Last night’s dream:
I was in an airport, just waiting there for the ‘plane to be ready to start boarding and stuff. Tom Cruise came up to me and asked to see my passport. He said he thought I looked like “him”, and pointed to a picture on the wall of a criminal in a blurry surveillance-camera photo. I protested, Tom told me I had to stay there until the FBI had interviewed me. I made repeated attempts to make my flight but to no avail; every time I went to the desk they told me to wait for the FBI.
Fast forward, I’m “back” in the USA, talking to a guy who, it seems, was a former employer. I told him I would do half-price work for him (as some sort of scientist) in exchange for cash in hand.

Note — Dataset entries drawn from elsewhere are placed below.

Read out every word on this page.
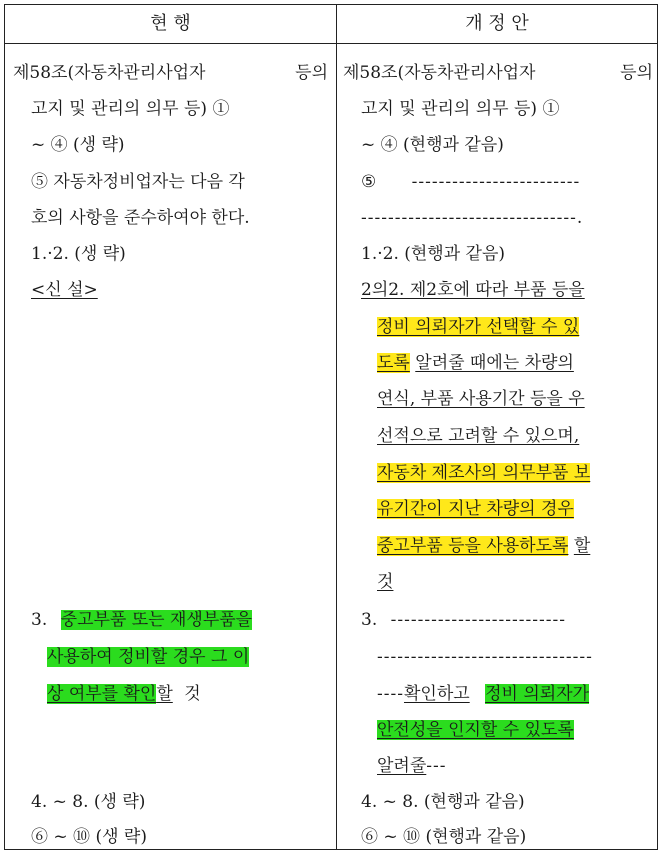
현 행	개 정 안
제58조(자동차관리사업자	등의
고지 및 관리의 의무 등) ①
~ ④ (생 략)
⑤ 자동차정비업자는 다음 각
호의 사항을 준수하여야 한다.
1.·2. (생 략)
<신 설>
3. 중고부품 또는 재생부품을
사용하여 정비할 경우 그 이
상 여부를 확인할 것
4. ~ 8. (생 략)
⑥ ~ ⑩ (생 략)
제58조(자동차관리사업자	등의
고지 및 관리의 의무 등) ①
~ ④ (현행과 같음)
⑤ -------------------------
--------------------------------.
1.·2. (현행과 같음)
2의2. 제2호에 따라 부품 등을
정비 의뢰자가 선택할 수 있
도록 알려줄 때에는 차량의
연식, 부품 사용기간 등을 우
선적으로 고려할 수 있으며,
자동차 제조사의 의무부품 보
유기간이 지난 차량의 경우
중고부품 등을 사용하도록 할
것
3. --------------------------
--------------------------------
----확인하고 정비 의뢰자가
안전성을 인지할 수 있도록
알려줄---
4. ~ 8. (현행과 같음)
⑥ ~ ⑩ (현행과 같음)
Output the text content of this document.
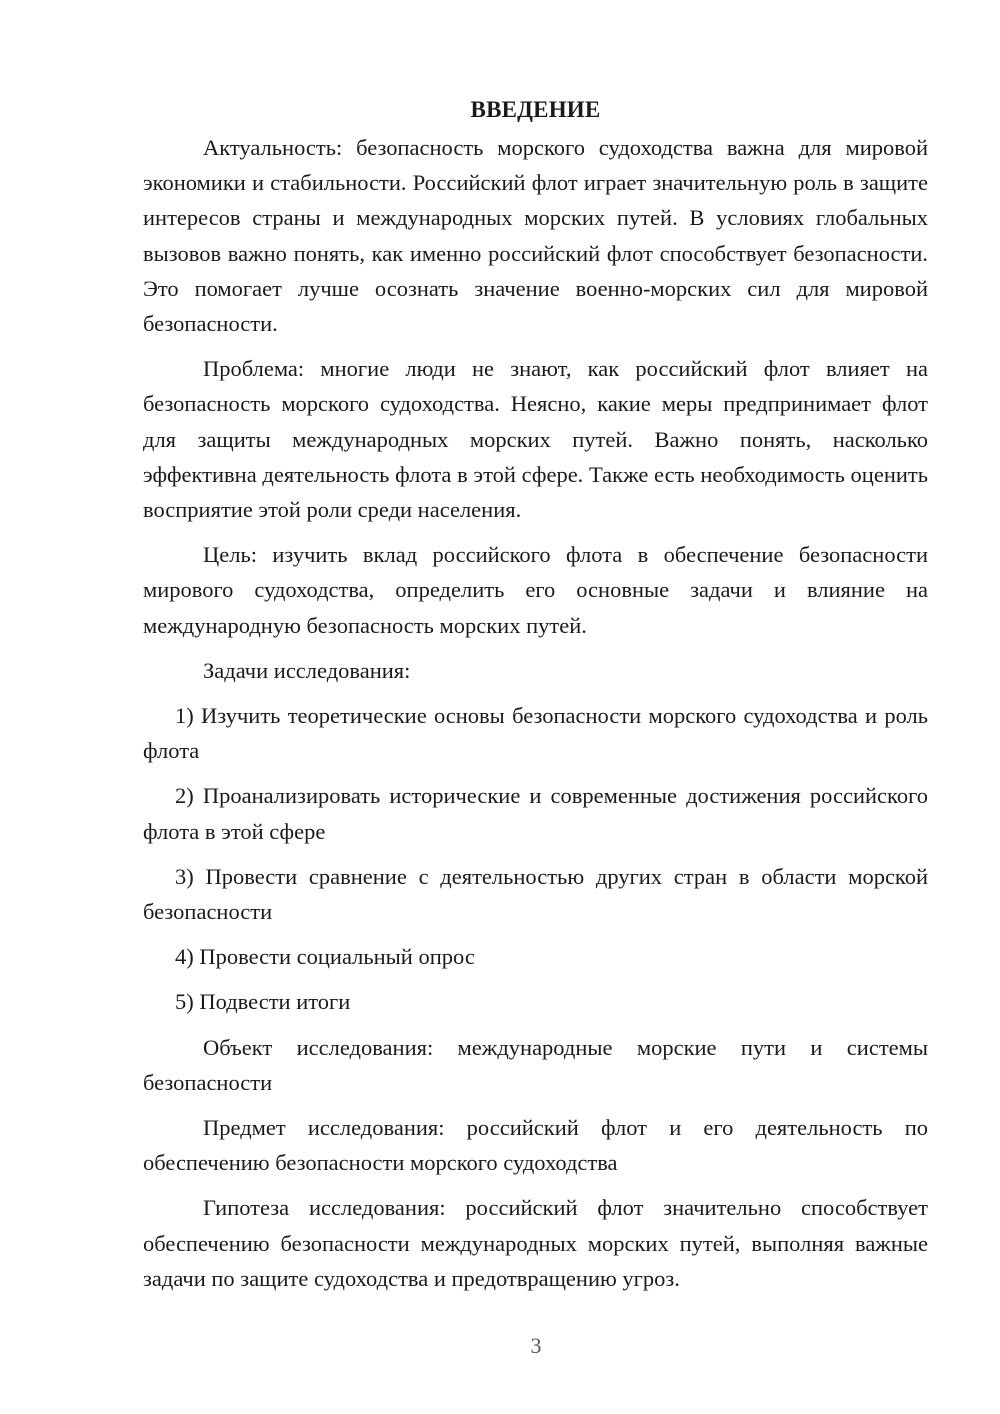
ВВЕДЕНИЕ

Актуальность: безопасность морского судоходства важна для мировой экономики и стабильности. Российский флот играет значительную роль в защите интересов страны и международных морских путей. В условиях глобальных вызовов важно понять, как именно российский флот способствует безопасности. Это помогает лучше осознать значение военно-морских сил для мировой безопасности.

Проблема: многие люди не знают, как российский флот влияет на безопасность морского судоходства. Неясно, какие меры предпринимает флот для защиты международных морских путей. Важно понять, насколько эффективна деятельность флота в этой сфере. Также есть необходимость оценить восприятие этой роли среди населения.

Цель: изучить вклад российского флота в обеспечение безопасности мирового судоходства, определить его основные задачи и влияние на международную безопасность морских путей.

Задачи исследования:

1) Изучить теоретические основы безопасности морского судоходства и роль флота

2) Проанализировать исторические и современные достижения российского флота в этой сфере

3) Провести сравнение с деятельностью других стран в области морской безопасности

4) Провести социальный опрос

5) Подвести итоги

Объект исследования: международные морские пути и системы безопасности

Предмет исследования: российский флот и его деятельность по обеспечению безопасности морского судоходства

Гипотеза исследования: российский флот значительно способствует обеспечению безопасности международных морских путей, выполняя важные задачи по защите судоходства и предотвращению угроз.

3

I was living at a lodging house. My real-life ex-flatmate was the landlord and a real-life family I know were living in the attic. An guy I knew at college was my room mate. He was a DJ, (still is, it seems), and was playing me some records when, for want of a better word, snot came out of my nose. It wouldn’t stop. It came out as a solid tube, kind of like a very long icicle. It kept coming and coming and eventually, I laid it out flat along the skirting board and it went around two sides of the room. My scientist boss came by and got excited when he saw it. He got out a machine – like a geiger counter or something – and took some readings. Then held a microphone to the snot and we heard that it made a humming noise. Then he told me that it had low “ayan” content and high “bayan” content, and look, if he switched on this UV light you could see that it had neon in it.
Next thing, I’m sat on a balcony with my feet resting on a wheelie bin. My feet keep leaving black marks on the bin like a bicycle tyre does on a white-washed wall. My feet were hot. Just before I woke up, I realised my feet were melting.
Some of that makes sense. Last night I read an email from a friend about her boyfriend who’d been held by the immigration people in the UK and subsequently deported (a very sad story that makes me deeply ashamed of my country). “Bayan” is a word I saw a lot in Istanbul over the doors to ladies toilets. Tom Cruise? Well, you can’t move on the internet these days without seeing pics of him and her out of Dawson’s Creek, can you? And, okay, it’s possible I might’ve picked my nose in bed last night, but as for the rest: no idea at all.